On January 31, 2020, the U.S. Citizenship and Immigration Services (USCIS) published an updated version of Form I-9, Employment Eligibility Verification. Although employers are allowed to use the prior version of Form I-9 ("Rev. 07/17/2017 N") until April 30, 2020, they must use the new form after that date. Therefore, beginning on May 1, 2020, employers may only use the new version of Form I-9 ("Rev. 10/21/19") when a new Form I-9 must be prepared for an employee. Federal law generally requires all employers to verify that all of their employees hired after November 6, 1986, are authorized to work in the United States and have established their identities using Form I-9. An employee or new hire must complete Section 1 of Form I-9 no later than the first day of their paid employment. An employer must complete Section 2 of Form I-9 within three business days after the employee's or new hire's first day of paid employment.
Employers are not required to update current employees' properly completed Form I-9s already maintained by the employer with the new version of Form I-9. In fact, doing so may even be a violation of law as in only certain circumstances may a new Form I-9 be completed. Employers may only complete a new Form I-9 for a new hire, certain rehired previous employees, when a Form I-9 was not completed when an employee was originally hired, when a previously completed Form I-9 for a current employee is missing, and in certain limited situations when correcting a previously completed Form I-9 (and in such circumstances the previously completed Form I-9 must be attached to the new Form I-9).

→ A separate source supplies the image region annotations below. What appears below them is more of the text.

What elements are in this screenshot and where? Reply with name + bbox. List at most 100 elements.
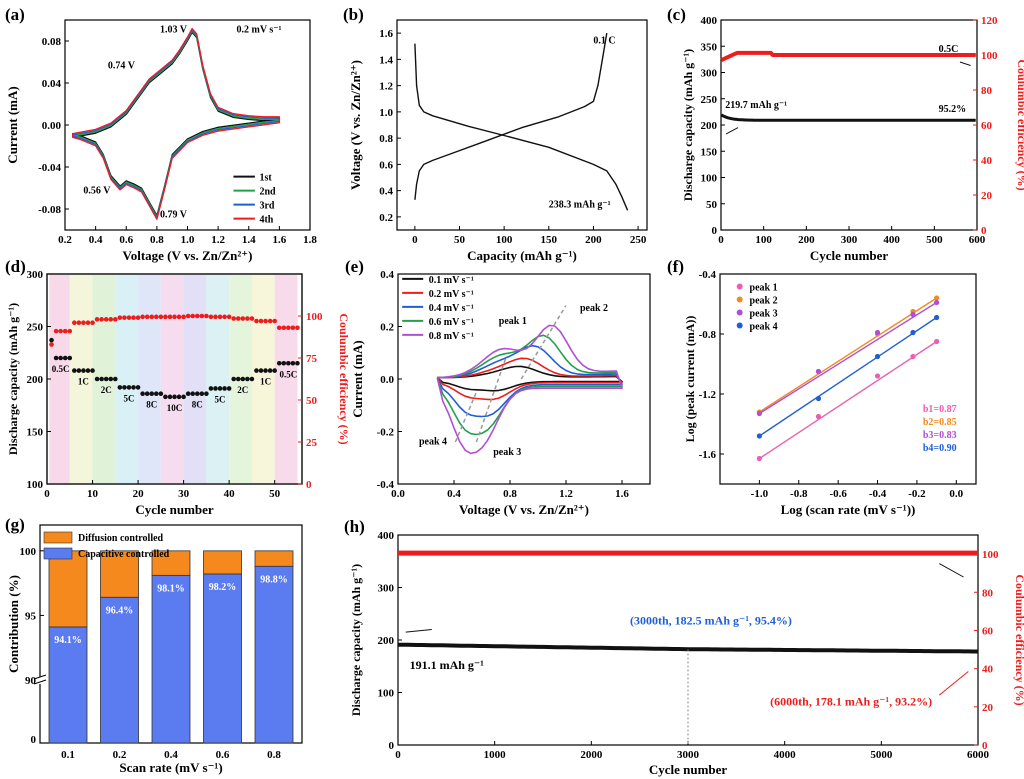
data-point [910, 329, 916, 336]
x-tick-label: 1.2 [559, 488, 573, 500]
y-tick-label: 300 [378, 583, 395, 595]
x-tick-label: 40 [224, 488, 236, 500]
efficiency-point [245, 316, 250, 321]
data-point [934, 299, 940, 306]
x-tick-label: 0.6 [119, 234, 133, 246]
efficiency-point [99, 317, 104, 322]
capacity-series [398, 642, 978, 654]
x-tick-label: 0.8 [503, 488, 517, 500]
fit-line [759, 316, 937, 437]
x-tick-label: 200 [798, 234, 815, 246]
x-tick-label: 0.8 [267, 749, 281, 761]
x-tick-label: 30 [178, 488, 190, 500]
bar-label: 98.8% [260, 574, 288, 585]
panel-f: (f) -1.0 -0.8 -0.6 -0.4 -0.2 0.0 -1.6 -1.2 -0.8 -0… [667, 257, 977, 517]
fit-label: b2=0.85 [923, 417, 957, 428]
efficiency-point [144, 314, 150, 320]
y-tick-label: 1.4 [379, 54, 393, 66]
y-tick-label: 80 [981, 85, 993, 97]
annotation: 219.7 mAh g⁻¹ [725, 100, 787, 111]
efficiency-point [53, 328, 59, 334]
x-tick-label: 0.4 [164, 749, 178, 761]
efficiency-point [249, 316, 255, 321]
bar-diffusion [48, 550, 88, 628]
capacity-point [76, 368, 82, 373]
capacity-point [245, 376, 250, 382]
data-point [910, 311, 916, 318]
y-tick-label: 0.2 [379, 212, 393, 224]
efficiency-point [113, 317, 118, 322]
x-tick-label: 4000 [774, 749, 797, 761]
y2-axis-label: Coulumbic efficiency (%) [1013, 574, 1024, 705]
peak-guide [475, 357, 507, 443]
x-tick-label: 0.2 [58, 234, 72, 246]
capacity-point [286, 360, 291, 366]
efficiency-point [204, 313, 209, 319]
x-tick-label: 400 [883, 234, 900, 246]
y-tick-label: 0 [306, 479, 312, 491]
capacity-point [249, 376, 255, 382]
y-tick-label: 120 [981, 15, 998, 27]
rate-label: 10C [167, 403, 183, 413]
x-tick-label: 50 [269, 488, 281, 500]
y-tick-label: 0 [31, 734, 37, 746]
annotation: 95.2% [939, 104, 967, 115]
x-tick-label: 1.2 [211, 234, 225, 246]
legend-item: Diffusion controlled [78, 533, 164, 544]
capacity-point [272, 368, 277, 373]
data-point [934, 314, 940, 321]
bar-label: 94.1% [54, 635, 82, 646]
efficiency-point [172, 314, 177, 320]
efficiency-point [258, 318, 264, 324]
plot-frame [396, 19, 648, 231]
discharge-curve [414, 43, 629, 211]
efficiency-point [185, 313, 191, 319]
efficiency-point [208, 314, 214, 320]
y-tick-label: -0.2 [377, 427, 395, 439]
efficiency-point [190, 313, 196, 319]
annotation: 0.2 mV s⁻¹ [237, 25, 282, 36]
x-tick-label: 100 [755, 234, 772, 246]
x-tick-label: 5000 [870, 749, 893, 761]
efficiency-point [153, 314, 159, 320]
peak-label: peak 3 [493, 447, 521, 458]
x-tick-label: -0.4 [869, 488, 887, 500]
rate-band [206, 275, 230, 483]
y-tick-label: 100 [982, 549, 999, 561]
efficiency-point [81, 320, 86, 326]
x-tick-label: 0 [718, 234, 724, 246]
efficiency-point [62, 328, 68, 334]
efficiency-point [286, 325, 291, 331]
efficiency-point [213, 314, 218, 320]
y-tick-label: 150 [701, 146, 718, 158]
data-point [815, 395, 822, 402]
efficiency-point [135, 315, 141, 320]
y-tick-label: 400 [701, 15, 718, 27]
efficiency-point [235, 316, 241, 321]
x-tick-label: -0.6 [829, 488, 847, 500]
legend-marker [736, 309, 743, 316]
y-tick-label: 200 [701, 120, 718, 132]
y-tick-label: 60 [982, 625, 994, 637]
y-tick-label: 350 [701, 41, 718, 53]
capacity-point [140, 391, 145, 397]
arrow [725, 127, 739, 135]
capacity-point [190, 391, 196, 397]
efficiency-point [295, 325, 300, 331]
peak-label: peak 4 [419, 437, 447, 448]
annotation: 238.3 mAh g⁻¹ [549, 200, 611, 211]
plot-frame [719, 273, 977, 485]
data-point [815, 368, 822, 375]
efficiency-point [263, 318, 268, 324]
legend-item: 0.6 mV s⁻¹ [429, 317, 474, 328]
capacity-point [208, 386, 214, 391]
capacity-point [126, 385, 132, 390]
data-point [934, 295, 940, 301]
legend-item: 0.8 mV s⁻¹ [429, 331, 474, 342]
rate-label: 0.5C [52, 364, 70, 374]
panel-d: (d) 0 10 20 30 40 50 100 150 200 250 300 0 25 50 75 100 C… [5, 257, 351, 517]
annotation: 191.1 mAh g⁻¹ [410, 658, 485, 672]
panel-h: (h)0 1000 2000 3000 4000 5000 6000010020030040… [344, 517, 1024, 777]
x-tick-label: 0.1 [61, 749, 75, 761]
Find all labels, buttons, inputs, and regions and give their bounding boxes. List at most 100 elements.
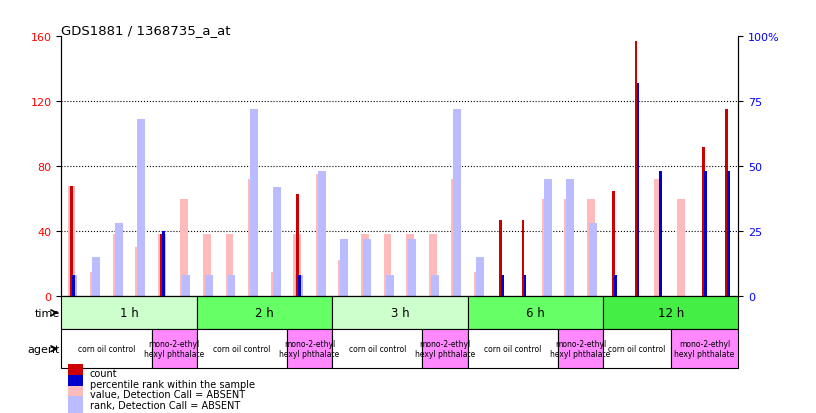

The changes to the paper Form I-9 are minor and primarily cosmetic. The changes to the electronic Form I-9 are also minor and mostly cosmetic. For example, the Country of Issuance and Issuing Authority fields in the electronic version have been modified to add Eswatini and North Macedonia to reflect those countries' name changes. Additionally, USCIS made some minor updates to the Form I-9 instructions, which include but are not limited to, the following:
- Clarifying who may act as an authorized representative and confirming that the employer will ultimately be liable for any violations related to the completion of the form or the verification process.
- Further explaining the acceptable documents that may be used in completing Form I-9.
- Updating the USCIS website and DHS privacy notice.
- Revising the process by which employers can request paper Form I-9s.
Employers should ensure that they have the necessary processes in place to begin using the revised Form I-9 no later than May 1, 2020, in order to maintain compliance in their onboarding procedures.